Eine weitere Beunruhigung brachten die dauernden Gerüchte „Die Russen kommen!“. Ganz bestimmt wollten es viele wissen und sagten schon das genaue Datum. Es war eine große Nervenbelastung für uns. Wie manchen Abend haben wir an unserem Schlafzimmerfenster gestanden und auf die Mecklenburgische Grenze gesehen, die ein Scheinwerfer erhellte. Was ging dahinter vor sich? Augenzeugen berichteten entsetzliche Tatsachen. Wir Frauen im Haus waren wie aufgescheuchte Hühner. Ich vergesse nie die Nächte, wo die Gedanken und das klopfende Herz nicht zur Ruhe kommen wollten.
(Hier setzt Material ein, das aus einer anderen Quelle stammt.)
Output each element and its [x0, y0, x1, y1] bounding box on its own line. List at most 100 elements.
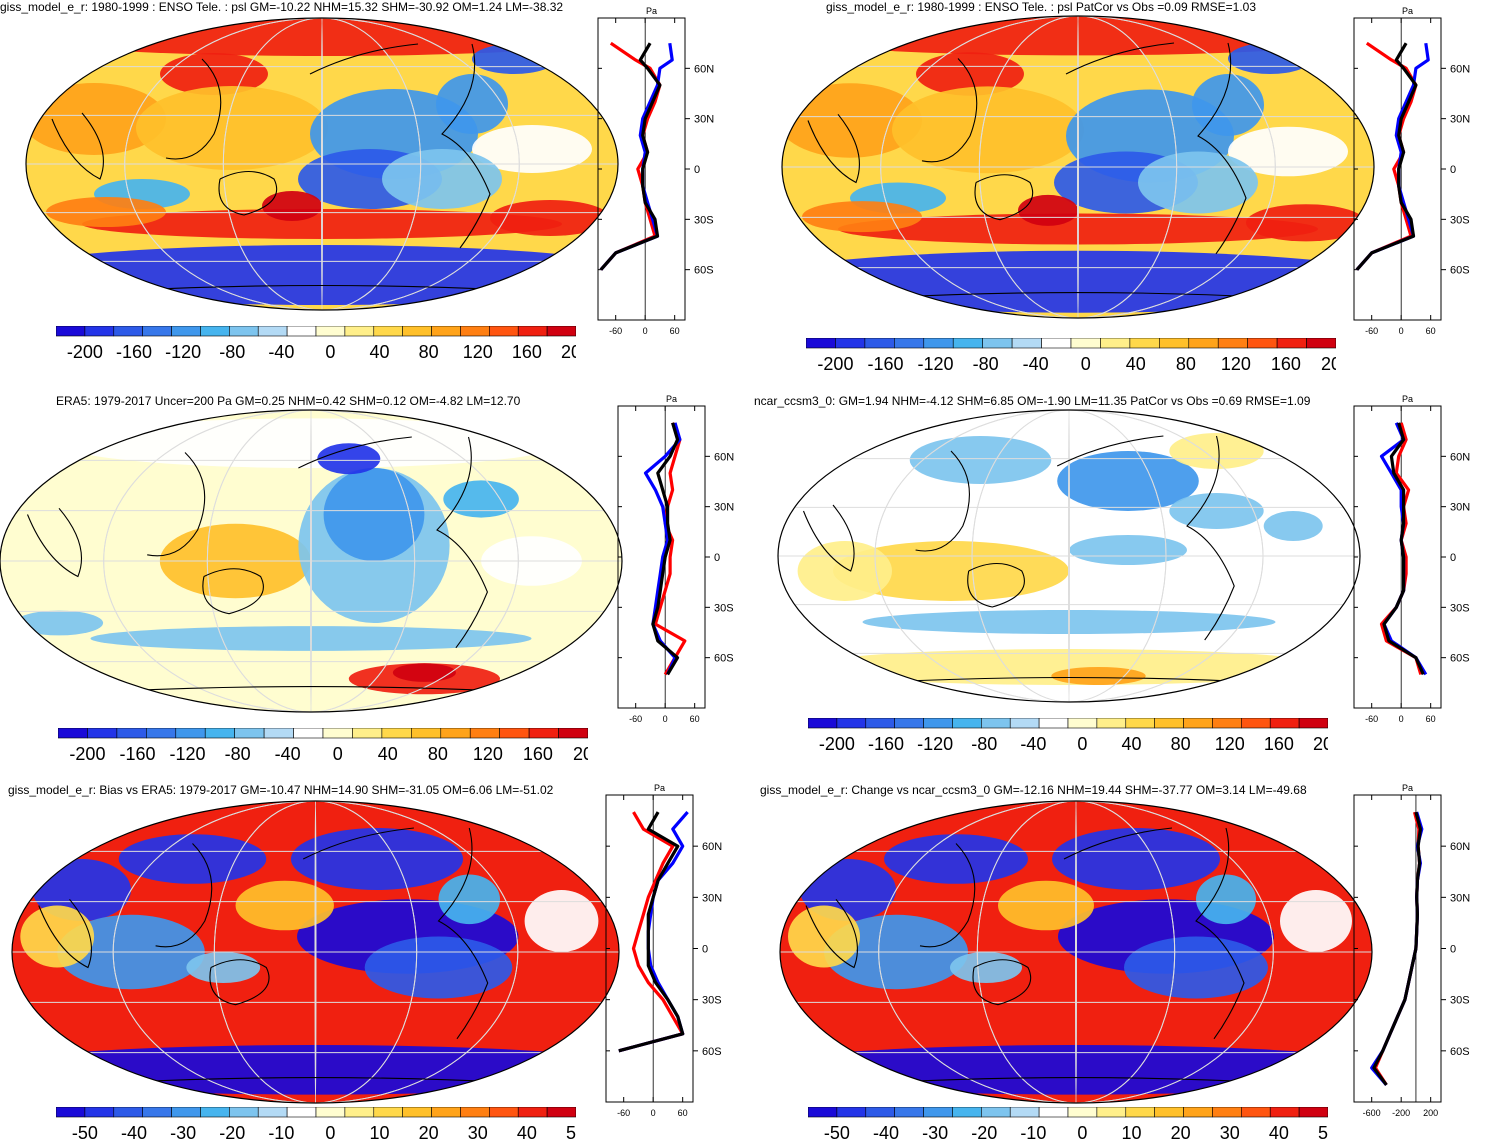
profile-y-tick-label: 60N — [694, 63, 714, 75]
colorbar-tick-label: 160 — [1264, 734, 1294, 754]
coastline — [218, 170, 278, 216]
colorbar-tick-label: -10 — [1020, 1123, 1046, 1143]
colorbar-swatch — [489, 326, 519, 337]
profile-line-model — [599, 41, 662, 271]
profile-x-tick-label: 60 — [1426, 714, 1436, 724]
colorbar-tick-label: 0 — [325, 342, 335, 362]
colorbar-swatch — [1038, 718, 1069, 729]
graticule-longitude — [1075, 801, 1077, 1103]
colorbar-swatch — [1298, 1107, 1328, 1118]
profile-x-tick-label: 200 — [1423, 1108, 1438, 1118]
colorbar-tick-label: 50 — [566, 1123, 576, 1143]
colorbar-tick-label: -160 — [119, 744, 155, 764]
coastline — [165, 58, 222, 160]
graticule-longitude — [1077, 16, 1079, 318]
profile-x-tick-label: 0 — [1399, 326, 1404, 336]
colorbar-tick-label: -40 — [1023, 354, 1049, 374]
colorbar-tick-label: 40 — [378, 744, 398, 764]
colorbar-tick-label: -120 — [917, 734, 953, 754]
colorbar-swatch — [1247, 338, 1278, 349]
colorbar-swatch — [1183, 718, 1213, 729]
colorbar-swatch — [865, 718, 895, 729]
colorbar-swatch — [293, 728, 324, 739]
profile-x-tick-label: -60 — [609, 326, 622, 336]
colorbar-swatch — [402, 326, 432, 337]
panel-2-colorbar: -200 -160 -120 -80 -40 0 40 80 120 160 200 — [806, 338, 1336, 374]
panel-5: giss_model_e_r: Bias vs ERA5: 1979-2017 … — [0, 775, 746, 1147]
profile-unit-label: Pa — [654, 783, 665, 793]
panel-3-colorbar: -200 -160 -120 -80 -40 0 40 80 120 160 200 — [58, 728, 588, 764]
colorbar-swatch — [1298, 718, 1328, 729]
colorbar-swatch — [952, 1107, 982, 1118]
field-region — [998, 880, 1094, 931]
field-region — [797, 541, 892, 601]
profile-line-mean — [1355, 42, 1418, 271]
colorbar-swatch — [982, 338, 1013, 349]
colorbar-swatch — [489, 1107, 519, 1118]
colorbar-tick-label: 20 — [419, 1123, 439, 1143]
colorbar-tick-label: 0 — [1081, 354, 1091, 374]
colorbar-tick-label: 40 — [1122, 734, 1142, 754]
coastline — [51, 112, 104, 180]
graticule-longitude — [321, 18, 323, 310]
colorbar-tick-label: 30 — [468, 1123, 488, 1143]
colorbar-swatch — [58, 728, 88, 739]
panel-2-title: giss_model_e_r: 1980-1999 : ENSO Tele. :… — [826, 0, 1257, 14]
colorbar-swatch — [1241, 718, 1271, 729]
graticule-longitude — [124, 18, 520, 310]
profile-line-model — [1373, 811, 1422, 1086]
field-region — [1124, 936, 1268, 999]
coastline — [1186, 435, 1235, 641]
colorbar-swatch — [1067, 718, 1098, 729]
panel-6: giss_model_e_r: Change vs ncar_ccsm3_0 G… — [746, 775, 1493, 1147]
graticule-longitude — [971, 410, 1167, 702]
profile-x-tick-label: 0 — [1399, 714, 1404, 724]
colorbar-swatch — [864, 338, 895, 349]
profile-y-tick-label: 60S — [1450, 1046, 1470, 1058]
colorbar-tick-label: 120 — [463, 342, 493, 362]
profile-y-tick-label: 60N — [1450, 841, 1470, 853]
colorbar-swatch — [469, 728, 500, 739]
colorbar-tick-label: 160 — [523, 744, 553, 764]
panel-3-zonal-profile: Pa -60 0 60 60N 30N 0 30S 60S — [617, 394, 734, 724]
colorbar-tick-label: 200 — [1321, 354, 1336, 374]
colorbar-tick-label: -80 — [225, 744, 251, 764]
colorbar-swatch — [923, 1107, 953, 1118]
field-region — [950, 952, 1022, 983]
graticule-longitude — [878, 801, 1274, 1103]
colorbar-tick-label: -30 — [922, 1123, 948, 1143]
profile-line-obs — [1355, 42, 1430, 271]
colorbar-tick-label: -200 — [69, 744, 105, 764]
colorbar-swatch — [546, 1107, 576, 1118]
colorbar-tick-label: -80 — [971, 734, 997, 754]
colorbar-swatch — [344, 1107, 375, 1118]
coastline — [309, 43, 419, 75]
colorbar-tick-label: -160 — [868, 734, 904, 754]
profile-x-tick-label: -60 — [1365, 714, 1378, 724]
profile-y-tick-label: 30N — [1450, 502, 1470, 514]
colorbar-swatch — [204, 728, 235, 739]
colorbar-swatch — [402, 1107, 432, 1118]
colorbar-tick-label: 120 — [1221, 354, 1251, 374]
panel-1-colorbar: -200 -160 -120 -80 -40 0 40 80 120 160 200 — [56, 326, 576, 362]
profile-y-tick-label: 60N — [702, 841, 722, 853]
profile-y-tick-label: 60S — [714, 653, 734, 665]
colorbar-swatch — [113, 1107, 143, 1118]
field-region — [892, 86, 1084, 174]
colorbar-tick-label: 10 — [1122, 1123, 1142, 1143]
coastline — [441, 43, 491, 249]
coastline — [921, 58, 978, 163]
colorbar-tick-label: 200 — [573, 744, 588, 764]
colorbar-tick-label: -40 — [275, 744, 301, 764]
profile-frame — [1353, 794, 1442, 1103]
colorbar-tick-label: -40 — [1020, 734, 1046, 754]
field-region — [136, 86, 328, 170]
field-region — [1280, 890, 1352, 952]
profile-x-tick-label: 60 — [678, 1108, 688, 1118]
colorbar-swatch — [894, 1107, 924, 1118]
colorbar-tick-label: 80 — [419, 342, 439, 362]
field-region — [1228, 43, 1312, 74]
colorbar-swatch — [1041, 338, 1072, 349]
colorbar-tick-label: -10 — [268, 1123, 294, 1143]
coastline — [437, 827, 489, 1040]
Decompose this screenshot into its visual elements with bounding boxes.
Ein weiteres Problem war die Beschaffung von Holz. Kohle gab es nicht. Lübeck bekam im Herbst Gas, aber wir nicht. Einige aus dem Haus fuhren regelmäßig nach Falkenhusen zum Stubbenroden. Es war eine große Leistung, und so können wir wenigstens das Esszimmer heizen und sonntags unser kleines Wohnzimmer. Ernährungsmäßig hatten wir durch unser Geschäft manche Vorteile. Nicht vergessen wollen wir die gute Frau Henk aus Ivendorf, die uns so oft mit Milch versorgte.

So verlebten wir das erste Friedensweihnachtsfest. Von Licht und Liebe ist in der Welt nicht viel zu sehen und um uns ist viel Not und Elend.
Ein neues Jahr liegt vor uns. Die Sorgen sind groß, was wird es bringen?
Behalten wir unsere Existenz? Wie wird unsere und des Reiches Zukunft sein?
Deutschland ist so zerrissen und geschlagen, wie nie zuvor. Noch schalten wir das Denken aus, wenn wir auf die furchtbaren Geschehnisse der letzten Jahre sehen. Es war zu ungeheuerlich, um darüber nachzudenken. Eine Welt ging um uns und in uns in Trümmer. Zu den ganz wenigen, die ihr Eigentum, ihre Existenz, den größten Teil ihrer Familien behalten haben, gehören wir. Unfassbar gegenüber den vielen anderen, ist doch kaum eine Familie unverschont geblieben. Deshalb soll auch der Dank nicht ausbleiben an das vergangene Jahr.
Mit Recht können wir abschließend sagen:
In wie viel Not hat nicht der gnädige Gott über uns Flügel gebreitet.